Alexi laughs and informs us, "Safia, my soon to be bride, you are incorrect in your assumption. In fact for many years men wore 'high heel' shoes - including Louis XIV of France. He was credited with creating many fashion trends including high heel shoes with red heels. And when men used to ride horses, elevated heels were practical to keep the feet from sliding forward in the stirrup. Even modern cowboy boots are manufactured with a moderately high heel."


I glare at Alexi and spit, "I really don't give a rat's ass! What I really need is a back rub and foot massage like you used to give me."


Mira kills that idea…


We cannot afford to expend the time for Alexi to give Safia a back and foot massage because most often when he performs those acts, they end with the two of them enjoying coitus. I take control and command, "Alexi and Safia, we must assault while the fire is hot or the trail of the terrible teenagers will become frigid."


Alexi corrects me, "Mira, you mean strike while the iron is hot. But I also agree, we cannot afford the time to take care of personal needs. I will find us some BDUs while you three obtain our weapons."


Safia counters, "Oh no! I'm not letting Alexi chose my BDUs because he will get the sizes all wrong."


Alexi taunts while gesticulating with his arms, "I will not. I merely need to find the largest waist BDUs with the shortest legs."


Once again Safia begins to inflict well deserved blows upon Alexi.
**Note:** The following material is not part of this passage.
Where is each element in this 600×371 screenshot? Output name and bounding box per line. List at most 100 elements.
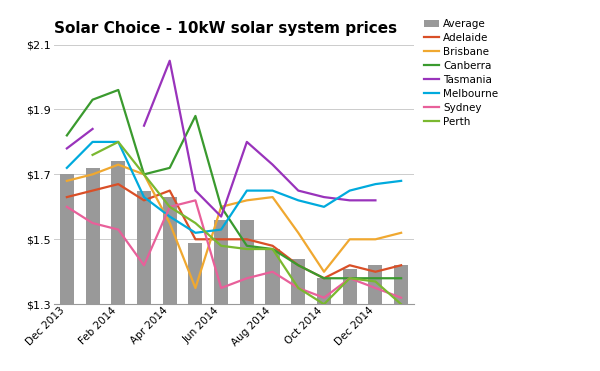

I occulate Ira and with prodigious effort we manage to quell our mirth. I nod my cranium at Ira, translocate behind Safia and place her in a hold of sleeping. Ira translocates behind Alexi, places him in the same hold and states…
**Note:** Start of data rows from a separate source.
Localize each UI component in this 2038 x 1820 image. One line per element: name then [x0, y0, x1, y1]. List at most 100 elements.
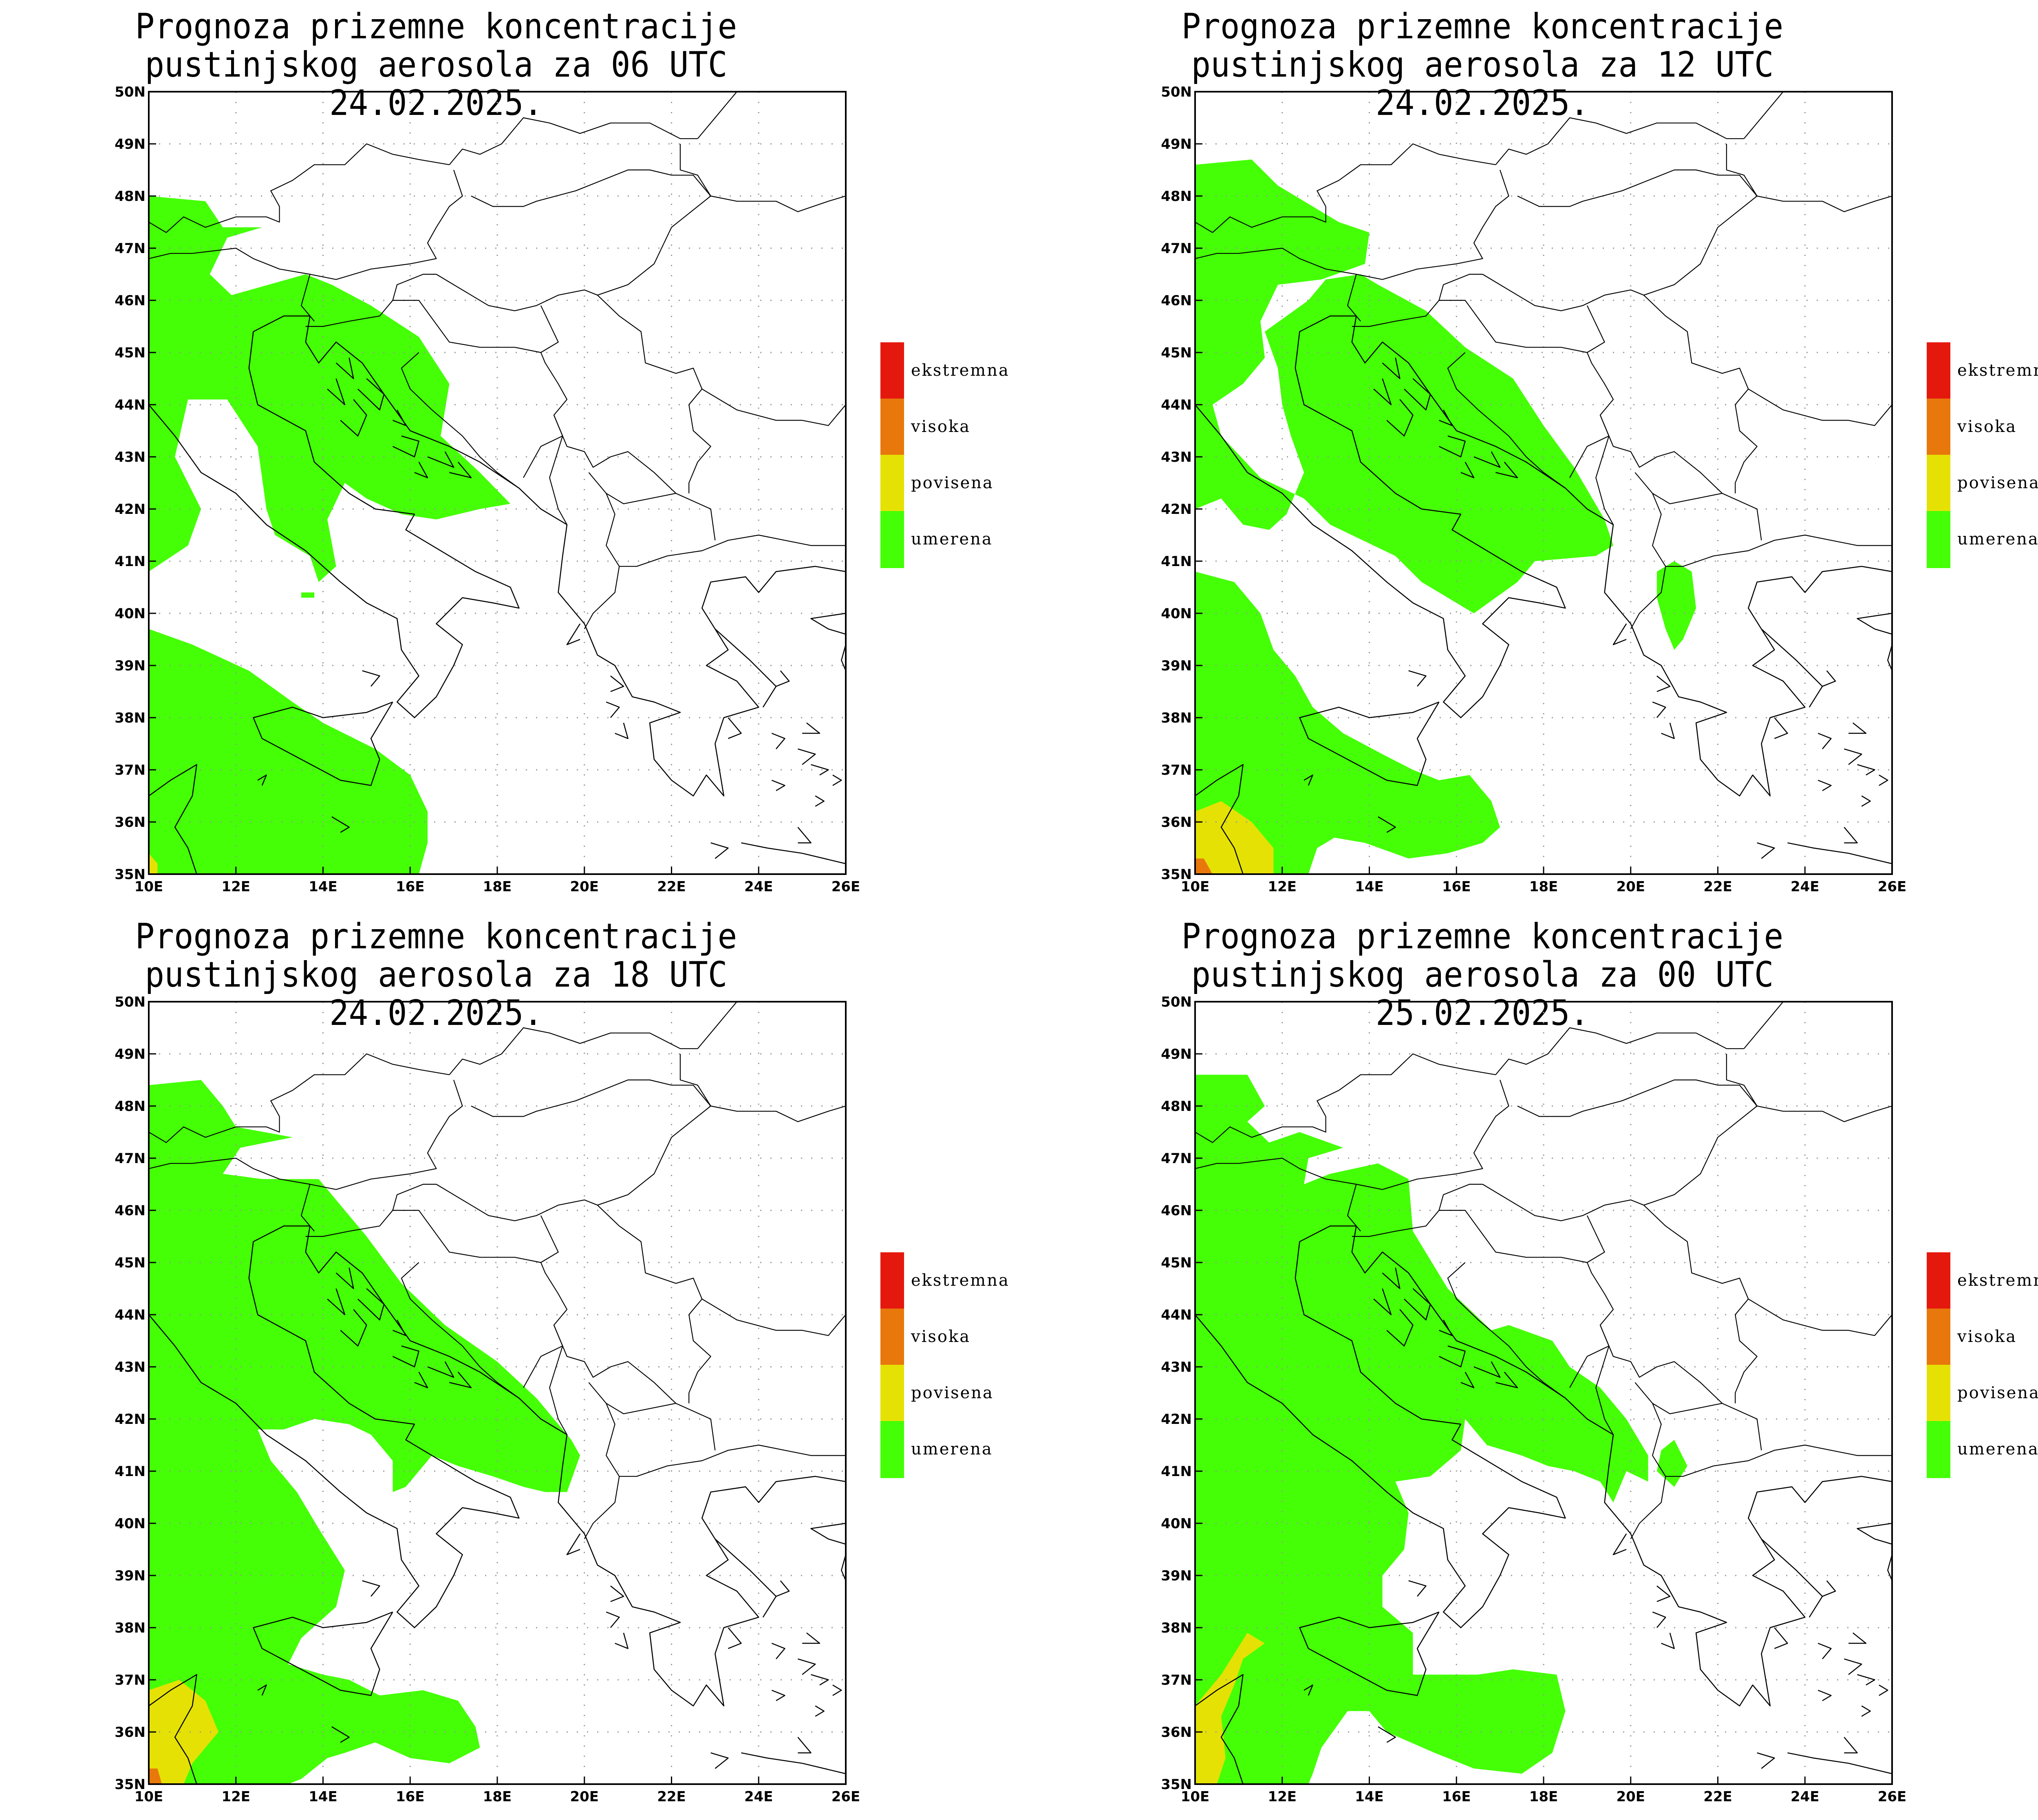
coastline — [566, 1533, 581, 1556]
legend-item-ekstremna: ekstremna — [880, 342, 1084, 399]
legend-label: ekstremna — [1957, 1271, 2038, 1290]
legend-swatch — [880, 1309, 904, 1366]
coastline — [1386, 1309, 1414, 1347]
panel-title: Prognoza prizemne koncentracije pustinjs… — [35, 7, 838, 122]
x-tick-label: 16E — [396, 1789, 425, 1805]
y-tick-label: 35N — [1161, 866, 1192, 883]
coastline — [715, 628, 777, 708]
country-border — [1643, 1205, 1758, 1404]
legend-swatch — [1927, 511, 1950, 568]
coastline — [1844, 1658, 1862, 1675]
country-border — [1726, 144, 1758, 196]
x-tick-label: 20E — [1616, 879, 1645, 895]
coastline — [392, 435, 419, 458]
coastline — [815, 795, 825, 807]
y-tick-label: 37N — [1161, 762, 1192, 778]
country-border — [1586, 305, 1605, 353]
coastline — [327, 1288, 346, 1315]
x-tick-label: 24E — [744, 1789, 773, 1805]
country-border — [436, 169, 711, 311]
title-line-1: Prognoza prizemne koncentracije — [135, 916, 737, 957]
coastline — [776, 670, 790, 687]
legend-item-povisena: povisena — [880, 455, 1084, 512]
coastline — [1761, 1538, 1823, 1618]
forecast-panel-00utc: Prognoza prizemne koncentracije pustinjs… — [1046, 910, 2038, 1820]
country-border — [1447, 352, 1566, 489]
title-line-2: pustinjskog aerosola za 12 UTC 24.02.202… — [1191, 44, 1774, 123]
y-tick-label: 35N — [115, 866, 146, 883]
country-border — [619, 534, 846, 567]
dust-map: 10E 12E 14E 16E 18E 20E 22E 24E 26E 50N 49N 48N 47N 4… — [1161, 84, 1907, 895]
coastline — [1879, 1684, 1888, 1696]
legend-label: ekstremna — [911, 361, 1010, 380]
y-tick-label: 36N — [1161, 814, 1192, 831]
country-border — [1595, 1346, 1614, 1435]
dust-map: 10E 12E 14E 16E 18E 20E 22E 24E 26E 50N 49N 48N 47N 4… — [115, 994, 860, 1805]
x-tick-label: 10E — [1181, 1789, 1210, 1805]
country-border — [1195, 1053, 1496, 1143]
country-border — [701, 1298, 846, 1336]
coastline — [393, 1320, 406, 1336]
y-tick-label: 48N — [115, 188, 146, 205]
coastline — [1460, 462, 1475, 478]
country-border — [449, 117, 698, 165]
coastline — [1652, 701, 1666, 718]
x-tick-label: 12E — [1268, 1789, 1297, 1805]
y-tick-label: 44N — [1161, 1307, 1192, 1323]
x-tick-label: 12E — [1268, 879, 1297, 895]
country-border — [449, 1027, 698, 1075]
country-border — [1495, 1027, 1744, 1075]
coastline — [710, 1752, 729, 1769]
country-border — [401, 1262, 520, 1399]
title-line-2: pustinjskog aerosola za 00 UTC 25.02.202… — [1191, 954, 1774, 1033]
dust-area-umerena — [301, 592, 315, 598]
country-border — [1652, 1403, 1762, 1450]
y-tick-label: 41N — [1161, 1463, 1192, 1480]
legend-swatch — [1927, 1309, 1950, 1366]
coastline — [1887, 1554, 1892, 1581]
coastline — [797, 1736, 812, 1754]
y-tick-label: 38N — [115, 710, 146, 726]
x-tick-label: 16E — [1442, 879, 1471, 895]
x-tick-label: 24E — [1791, 1789, 1820, 1805]
y-tick-label: 43N — [115, 449, 146, 465]
country-border — [1599, 1325, 1723, 1404]
country-border — [606, 493, 716, 540]
legend-label: umerena — [1957, 1440, 2038, 1459]
coastline — [1844, 826, 1858, 844]
legend-swatch — [880, 342, 904, 399]
y-tick-label: 39N — [1161, 1568, 1192, 1584]
coastline — [327, 378, 346, 405]
country-border — [584, 472, 620, 629]
legend-item-ekstremna: ekstremna — [1927, 342, 2038, 399]
coastline — [1195, 1225, 1892, 1707]
coastline — [1195, 764, 1244, 874]
country-border — [619, 1444, 846, 1477]
y-tick-label: 35N — [1161, 1776, 1192, 1793]
coastline — [149, 315, 846, 797]
country-border — [1195, 143, 1496, 233]
country-border — [1630, 472, 1666, 629]
coastline — [449, 1371, 472, 1388]
x-tick-label: 20E — [570, 879, 599, 895]
y-tick-label: 48N — [1161, 188, 1192, 205]
panel-title: Prognoza prizemne koncentracije pustinjs… — [1081, 917, 1884, 1032]
panel-title: Prognoza prizemne koncentracije pustinjs… — [35, 917, 838, 1032]
country-border — [1347, 274, 1361, 322]
legend-swatch — [880, 1365, 904, 1422]
coastline — [1195, 315, 1892, 797]
country-border — [436, 1079, 711, 1221]
coastline — [1378, 816, 1396, 833]
x-tick-label: 26E — [1878, 879, 1907, 895]
country-border — [149, 1080, 463, 1190]
coastline — [1844, 748, 1862, 765]
legend-swatch — [1927, 1421, 1950, 1478]
coastline — [606, 701, 620, 718]
legend-item-ekstremna: ekstremna — [1927, 1252, 2038, 1309]
y-tick-label: 43N — [1161, 449, 1192, 465]
coastline — [802, 722, 820, 734]
country-border — [300, 274, 315, 322]
legend-label: povisena — [911, 474, 994, 492]
y-tick-label: 37N — [1161, 1672, 1192, 1688]
x-tick-label: 12E — [221, 1789, 250, 1805]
I place Alexi in a hold of sleeping and threaten, "If you both persist in conducting yourselves like Lilliputian nestlings, you will be larruped."
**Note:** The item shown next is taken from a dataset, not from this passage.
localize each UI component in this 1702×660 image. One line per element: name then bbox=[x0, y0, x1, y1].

Alexi struggles but I am appalled at the intensity of his effort to escape so I increment the force on the hold of sleeping until he commences to become subdued.


Safia greatly increases her agitation toward Mira then screams, "Ira, you're hurting my Alexi! Release him or you will feel my wrath."


Mira cautions, "Safia, it would not be healthy for your fetus if I render you incapacitated. Please desist your agitation."


Safia negotiates, "Only if Ira stops her punishment of my Alexi."


I release Alexi but he foolishly turns and attempts to strike me…


Present – Liz – finishing up the wedding coverage and a new problem


I finish up the wedding coverage by interviewing the guests who haven't yet departed. Fortunately because of the time taken by Thom and Jack's problem, the only guests whoare left are from Jennifer's side. I had no desire to interview Stacy Summers (even if she is Samantha's BFF), or Mira and Ira and family (I was shocked at what they wore to the wedding), or that other woman Margarita who looked like a prostitute. To interview any of them would have given credence to their thoughtless outfits. I was more than a little shocked that Mira and Ira didn't bother to inform me of their departure - after all they are supposed to be my body guards! I need to consider if it is still wise to keep them as my bodyguards.


I am sitting at one of the tables, fighting my stupid bridesmaid dress (why are all bridesmaid dresses stupid?), drinking some champagne and rubbing my feet. Bernie walks up and offers, "Why don't you let me do that for you?"


I smile at him and say, "Normally I would jump at that chance, but my feet smell really bad today from being in my heels all day."


He smiles at me and offers a solution, "Well, I know just the thing to fix that."


I wonder what the hell he's doing when he leaves but then he walks back over with a big pan. He sets it on the ground at my feet, and orders, "Okay, put your feet in the pan."


I put my feet into the pan, he pours some warm water over them, adds a little soap to the water and begins to wash and massage my feet. I lean back and delight in the special attention I'm getting. Unfortunately Thom and Jack walk up and Jack totally ruins the moment, "Liz, we have a hell of a problem!"